American Society of Biochemistry and Molecular Biology
[en] Varicella-Zoster virus ; Viral Latency ; Viral replication control
[en] Varicella-zoster virus (VZV) open reading frame 4-encoded protein (IE4) possesses transactivating properties for VZV genes as well as for those of heterologous viruses. Since most transcription factors act as dimers, IE4 dimerization was studied using the mammalian two-hybrid system. Introduction of mutations in the IE4 open reading frame demonstrated that both the central region and the carboxyl-terminal cysteine-rich domain were important for efficient dimerization. Within the carboxyl-terminal domain, substitution of amino acids encompassing residues 443-447 totally abolished dimerization. Gene activation by IE4 was studied by transient transfection with an IE4 expression plasmid and a reporter gene under the control of either the human immunodeficiency virus, type 1, long terminal repeat or the VZV thymidine kinase promoter.
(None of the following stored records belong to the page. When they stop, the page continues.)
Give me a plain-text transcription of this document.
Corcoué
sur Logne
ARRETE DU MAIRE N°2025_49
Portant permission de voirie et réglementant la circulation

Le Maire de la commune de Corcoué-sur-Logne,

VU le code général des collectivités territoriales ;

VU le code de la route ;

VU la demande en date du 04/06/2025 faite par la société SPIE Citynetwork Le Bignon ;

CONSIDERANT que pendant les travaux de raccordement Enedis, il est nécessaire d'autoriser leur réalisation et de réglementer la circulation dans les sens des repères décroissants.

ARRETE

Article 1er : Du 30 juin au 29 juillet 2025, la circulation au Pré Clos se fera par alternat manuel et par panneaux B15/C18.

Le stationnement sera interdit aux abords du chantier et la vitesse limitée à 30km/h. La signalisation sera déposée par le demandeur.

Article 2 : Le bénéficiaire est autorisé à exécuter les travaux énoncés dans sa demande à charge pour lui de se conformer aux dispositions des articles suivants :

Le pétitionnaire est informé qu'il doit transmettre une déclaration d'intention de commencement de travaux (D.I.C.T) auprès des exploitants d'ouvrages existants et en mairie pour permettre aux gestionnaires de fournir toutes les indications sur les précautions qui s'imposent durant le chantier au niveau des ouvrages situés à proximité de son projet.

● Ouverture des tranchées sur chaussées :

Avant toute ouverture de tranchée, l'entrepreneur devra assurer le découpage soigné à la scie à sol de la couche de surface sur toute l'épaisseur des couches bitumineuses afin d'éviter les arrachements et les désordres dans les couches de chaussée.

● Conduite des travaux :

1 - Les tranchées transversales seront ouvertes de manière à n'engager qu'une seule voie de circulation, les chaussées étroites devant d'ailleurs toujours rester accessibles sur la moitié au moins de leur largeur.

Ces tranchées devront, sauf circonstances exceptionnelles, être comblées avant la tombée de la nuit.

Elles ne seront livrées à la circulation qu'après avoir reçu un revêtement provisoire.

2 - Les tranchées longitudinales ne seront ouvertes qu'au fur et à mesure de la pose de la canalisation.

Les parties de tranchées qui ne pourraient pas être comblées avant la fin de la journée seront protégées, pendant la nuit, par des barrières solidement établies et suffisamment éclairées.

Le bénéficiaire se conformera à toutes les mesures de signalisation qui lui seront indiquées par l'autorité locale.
Regions of IE4 important for dimerization were also shown to be crucial for transactivation. In addition, the arginine-rich domains Rb and Re of the amino-terminal region were also demonstrated to be important for transactivation, whereas the Ra domain as well as an acidic and bZIP-containing regions were shown to be dispensable for gene transactivation. A nucleocytoplasmic shuttling of IE4 has also been characterized, involving a nuclear localization signal identified within the Rb domain and a nuclear export mechanism partially depending on Crm-1.